Velvet Mafia - Dangerous Queer Fiction

Click to EnlargeThe man used to stare at my face, my hair. He did not try to hide his attention as one might expect. He would watch my blonde hair in the sun, admire my soft flawless skin and no one would say a word.

His straw hat with the black ribbon, his cream suit, his awkward walk with a gold topped cane and his cultured solitude proved his money, his quiet power and his respectability and no one said a word. Perhaps they didn't notice. I imagine he thought I didn't, at first.

He would sit on the deck and watch me eat breakfast with my mother. His dark distant eyes, although unagressive, showed his longing. In his mind he would have arm wrestled my mother for my company.

I saw him long before he ever noticed me. I watched him arrive at our hotel, the Hotel des Bains, from my window. Being my mother's only son afforded me my own room, and it was from my cherry wood windowsill that I looked down upon a solitary figure arriving the back way through the garden terrace.

I watched as he picked a browning leaf from a waist-high vine and held it between his fingers. He looked down at it for a long time, perfectly still.

Light drops of rain began to fall on my windowsill and my bare arm. I glanced up at the pale grey sky and when I returned my attention to the man, he had gone.

I quickly leaned out my head, grabbing the outer stone sill tightly with both my hands and caught sight of him once more as he disappeared underneath me through the doors into the hotel vestibule.

He watched me play at the beach for hours every day. I would lie on the sand in my blue and white bathing suit pretending to ignore him, and he would sit unmoving on a deckchair by his cabin. Often I would wade out to sea and stand, resting one hand languidly on my hip, and look over my shoulder, waiting for him to find me.

He was not the first man to look at me this way, but he was the oldest. Our eyes often met in the halls and corridors, but he or I always made sure to look away.

We stayed in the same hotel in Venice for over a month. In the fourth week he abandoned all pretense and began blatantly to follow me.

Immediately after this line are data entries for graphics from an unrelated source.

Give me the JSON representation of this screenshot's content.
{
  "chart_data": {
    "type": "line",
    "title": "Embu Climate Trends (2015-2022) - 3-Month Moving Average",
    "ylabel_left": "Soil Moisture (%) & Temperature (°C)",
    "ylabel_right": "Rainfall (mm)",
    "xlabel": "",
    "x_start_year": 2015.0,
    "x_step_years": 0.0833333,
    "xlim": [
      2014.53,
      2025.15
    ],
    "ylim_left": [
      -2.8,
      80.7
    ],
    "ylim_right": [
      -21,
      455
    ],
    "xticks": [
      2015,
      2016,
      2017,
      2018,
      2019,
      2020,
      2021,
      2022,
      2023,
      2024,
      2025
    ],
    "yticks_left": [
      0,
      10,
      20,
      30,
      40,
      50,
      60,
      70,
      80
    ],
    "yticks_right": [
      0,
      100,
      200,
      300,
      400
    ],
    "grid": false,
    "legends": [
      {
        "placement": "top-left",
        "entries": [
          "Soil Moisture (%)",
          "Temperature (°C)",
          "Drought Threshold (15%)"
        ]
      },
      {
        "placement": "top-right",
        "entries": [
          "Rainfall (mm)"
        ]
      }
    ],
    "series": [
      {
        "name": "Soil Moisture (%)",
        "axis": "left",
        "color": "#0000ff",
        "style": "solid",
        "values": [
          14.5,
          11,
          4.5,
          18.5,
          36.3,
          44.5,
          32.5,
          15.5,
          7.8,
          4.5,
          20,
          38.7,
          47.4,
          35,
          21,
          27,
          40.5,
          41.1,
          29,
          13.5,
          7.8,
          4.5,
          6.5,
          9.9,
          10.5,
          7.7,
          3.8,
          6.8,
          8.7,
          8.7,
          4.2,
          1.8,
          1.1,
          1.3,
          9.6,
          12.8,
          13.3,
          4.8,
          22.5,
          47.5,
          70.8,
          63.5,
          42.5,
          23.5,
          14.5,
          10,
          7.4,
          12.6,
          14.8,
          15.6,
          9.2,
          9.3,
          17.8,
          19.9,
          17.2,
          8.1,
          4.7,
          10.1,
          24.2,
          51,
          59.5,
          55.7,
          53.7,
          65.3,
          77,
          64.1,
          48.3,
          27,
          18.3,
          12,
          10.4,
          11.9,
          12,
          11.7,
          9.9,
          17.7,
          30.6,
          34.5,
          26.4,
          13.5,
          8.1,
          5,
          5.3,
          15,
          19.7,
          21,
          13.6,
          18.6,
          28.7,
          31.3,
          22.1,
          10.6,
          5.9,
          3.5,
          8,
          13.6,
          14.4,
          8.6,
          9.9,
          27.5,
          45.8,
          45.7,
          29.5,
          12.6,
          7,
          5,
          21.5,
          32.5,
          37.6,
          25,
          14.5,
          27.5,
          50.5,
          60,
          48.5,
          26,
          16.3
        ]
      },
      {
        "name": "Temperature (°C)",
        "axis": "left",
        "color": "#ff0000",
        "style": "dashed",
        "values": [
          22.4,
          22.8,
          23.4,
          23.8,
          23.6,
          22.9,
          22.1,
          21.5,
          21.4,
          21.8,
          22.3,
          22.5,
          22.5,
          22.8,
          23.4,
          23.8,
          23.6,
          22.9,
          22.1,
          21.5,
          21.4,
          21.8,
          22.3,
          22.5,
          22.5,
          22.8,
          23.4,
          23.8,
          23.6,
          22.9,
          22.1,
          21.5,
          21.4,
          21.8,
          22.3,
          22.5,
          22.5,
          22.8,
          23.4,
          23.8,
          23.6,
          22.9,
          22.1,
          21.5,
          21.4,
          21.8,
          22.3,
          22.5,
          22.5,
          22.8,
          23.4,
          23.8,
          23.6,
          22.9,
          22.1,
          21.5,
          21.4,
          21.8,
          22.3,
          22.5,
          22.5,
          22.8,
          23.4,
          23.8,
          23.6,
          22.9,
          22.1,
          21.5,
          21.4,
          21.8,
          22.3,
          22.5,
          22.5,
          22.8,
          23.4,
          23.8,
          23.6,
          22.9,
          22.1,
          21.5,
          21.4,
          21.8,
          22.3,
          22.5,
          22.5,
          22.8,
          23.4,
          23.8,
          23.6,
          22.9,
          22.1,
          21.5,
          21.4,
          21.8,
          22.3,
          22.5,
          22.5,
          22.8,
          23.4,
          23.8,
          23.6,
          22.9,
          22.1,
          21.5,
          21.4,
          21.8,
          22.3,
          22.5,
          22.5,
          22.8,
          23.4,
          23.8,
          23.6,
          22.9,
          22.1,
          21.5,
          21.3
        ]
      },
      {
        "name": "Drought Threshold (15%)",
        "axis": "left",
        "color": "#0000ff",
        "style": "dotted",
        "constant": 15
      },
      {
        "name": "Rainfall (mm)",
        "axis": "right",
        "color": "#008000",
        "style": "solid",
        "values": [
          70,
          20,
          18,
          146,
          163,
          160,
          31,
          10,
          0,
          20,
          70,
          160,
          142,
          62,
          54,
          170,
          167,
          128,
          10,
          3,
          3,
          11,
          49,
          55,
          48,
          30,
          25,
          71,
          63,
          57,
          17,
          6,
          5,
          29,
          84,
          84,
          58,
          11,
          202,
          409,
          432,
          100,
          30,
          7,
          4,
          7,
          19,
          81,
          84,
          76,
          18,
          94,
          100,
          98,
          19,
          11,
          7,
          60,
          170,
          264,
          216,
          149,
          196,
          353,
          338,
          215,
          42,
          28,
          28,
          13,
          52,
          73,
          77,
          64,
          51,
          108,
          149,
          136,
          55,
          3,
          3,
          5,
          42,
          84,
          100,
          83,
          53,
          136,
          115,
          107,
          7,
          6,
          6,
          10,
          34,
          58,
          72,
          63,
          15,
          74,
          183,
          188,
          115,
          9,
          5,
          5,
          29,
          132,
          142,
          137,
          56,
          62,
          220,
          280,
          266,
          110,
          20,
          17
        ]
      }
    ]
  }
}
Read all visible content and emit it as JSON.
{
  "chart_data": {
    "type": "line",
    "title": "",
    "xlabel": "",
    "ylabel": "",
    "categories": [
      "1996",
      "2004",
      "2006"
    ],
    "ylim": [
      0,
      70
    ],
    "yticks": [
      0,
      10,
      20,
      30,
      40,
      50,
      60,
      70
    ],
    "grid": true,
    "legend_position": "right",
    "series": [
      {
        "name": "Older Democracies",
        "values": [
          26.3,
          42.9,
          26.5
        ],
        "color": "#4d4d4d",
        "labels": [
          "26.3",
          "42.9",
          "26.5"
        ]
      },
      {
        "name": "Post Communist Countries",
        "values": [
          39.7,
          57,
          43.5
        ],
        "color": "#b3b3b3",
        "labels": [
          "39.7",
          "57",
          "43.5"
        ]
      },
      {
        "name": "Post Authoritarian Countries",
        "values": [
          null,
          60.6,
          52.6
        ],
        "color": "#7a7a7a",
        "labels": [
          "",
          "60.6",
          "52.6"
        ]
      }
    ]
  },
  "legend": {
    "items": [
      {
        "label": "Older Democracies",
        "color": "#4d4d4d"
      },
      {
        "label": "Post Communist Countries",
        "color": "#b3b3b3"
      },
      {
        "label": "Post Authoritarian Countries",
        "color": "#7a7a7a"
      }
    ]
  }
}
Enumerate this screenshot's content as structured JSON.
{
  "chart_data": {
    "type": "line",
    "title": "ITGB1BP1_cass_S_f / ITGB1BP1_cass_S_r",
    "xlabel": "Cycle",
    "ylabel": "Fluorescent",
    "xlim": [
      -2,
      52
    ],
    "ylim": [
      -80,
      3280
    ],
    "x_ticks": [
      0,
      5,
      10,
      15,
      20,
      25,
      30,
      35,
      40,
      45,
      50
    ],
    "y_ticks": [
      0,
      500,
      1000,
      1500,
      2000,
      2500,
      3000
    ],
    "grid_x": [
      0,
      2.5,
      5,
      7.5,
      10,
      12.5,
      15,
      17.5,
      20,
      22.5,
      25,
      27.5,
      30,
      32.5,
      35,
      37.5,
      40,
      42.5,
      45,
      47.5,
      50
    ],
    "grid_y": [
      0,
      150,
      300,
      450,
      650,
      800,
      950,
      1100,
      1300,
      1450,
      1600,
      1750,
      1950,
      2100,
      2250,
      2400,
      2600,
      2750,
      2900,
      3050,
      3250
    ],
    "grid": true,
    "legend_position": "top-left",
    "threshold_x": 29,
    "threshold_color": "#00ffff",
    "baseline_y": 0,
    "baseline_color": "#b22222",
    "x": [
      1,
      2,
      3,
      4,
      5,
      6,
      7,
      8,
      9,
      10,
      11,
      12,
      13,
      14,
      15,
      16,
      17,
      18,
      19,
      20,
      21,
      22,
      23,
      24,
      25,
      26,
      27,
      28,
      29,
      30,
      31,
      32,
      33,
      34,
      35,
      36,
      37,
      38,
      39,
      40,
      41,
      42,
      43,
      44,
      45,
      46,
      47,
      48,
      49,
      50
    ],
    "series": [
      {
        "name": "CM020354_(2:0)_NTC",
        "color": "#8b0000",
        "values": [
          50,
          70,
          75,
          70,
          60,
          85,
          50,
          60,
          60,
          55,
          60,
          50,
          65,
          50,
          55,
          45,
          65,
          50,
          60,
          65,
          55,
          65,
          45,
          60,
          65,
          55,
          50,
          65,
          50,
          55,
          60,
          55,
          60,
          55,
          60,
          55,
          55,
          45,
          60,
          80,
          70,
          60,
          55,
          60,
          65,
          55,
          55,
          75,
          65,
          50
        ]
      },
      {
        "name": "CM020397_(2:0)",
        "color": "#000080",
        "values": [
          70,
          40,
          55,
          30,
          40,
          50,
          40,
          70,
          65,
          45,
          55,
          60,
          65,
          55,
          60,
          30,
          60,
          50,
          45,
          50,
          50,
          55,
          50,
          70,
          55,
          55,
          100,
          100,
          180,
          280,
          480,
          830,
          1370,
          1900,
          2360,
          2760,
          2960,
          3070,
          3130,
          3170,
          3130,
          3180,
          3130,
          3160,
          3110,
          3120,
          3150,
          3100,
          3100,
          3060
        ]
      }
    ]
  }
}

As I walked through the streets, four paces behind my family, I would glance behind me and there he would always be, hiding in shop doorways and behind corners.

I pressed the circular backlit button on the wall with one finger, and as the elevator doors opened I found the man inside.

The elevator was full and quiet, and I pressed in tightly, moving towards him inside the small compartment. He remained still, leaning stiffly against the rear wall, his hat held tightly before him.

He had never been so close to me. I felt him breathe in hard and slow, perhaps trying to inhale my scent. I shifted slowly and grazed his arm with mine, waiting for his reaction. The man's hat dropped to the floor, and his hand shook as he hesitated and leaned over awkwardly.

I knelt gracefully to retrieve it and the man held his breath. He took the hat from my hands as I rose and I dropped my head. Blonde hair fell over my face but could not fully hide my smile.

One cold afternoon we met without warning. We were both startled at the sight of one another and I let down my guard. I let our eyes meet honestly, and he returned my full soft gaze. Inside my eyes a lay a question, but a smile slowly formed there my lips parting, and he smiled back, grateful.

The next and last time I ever saw him he had responded to my acknowledgement and coloured his hair. Where it had once been a subtle grey - the same shade as his eyes, it was now a grotesque powdery black.

He had come to the beach to find me. He reclined there in the shade of an umbrella and ran a hand through his hair to draw my attention. I saw his desperate attempt to attract me, and his weakness made me hate him.

His hopeful gaze nudged at me expectantly, and he looked on as repulsion distorted my features. I watched satisfied as his face changed, his shoulders fell and his gaze dropped from mine - and turned coldly from his wounded eyes, to wade as far as I could out into the dead calm of the glinting ocean.

I looked back over my shoulder at the shore some time later. The man hadn't moved from the position I had left him in. He sat limply in his chair, unmoving, his chin resting heavily on his chest. I turned and left his pathetic form still and silent for eternity.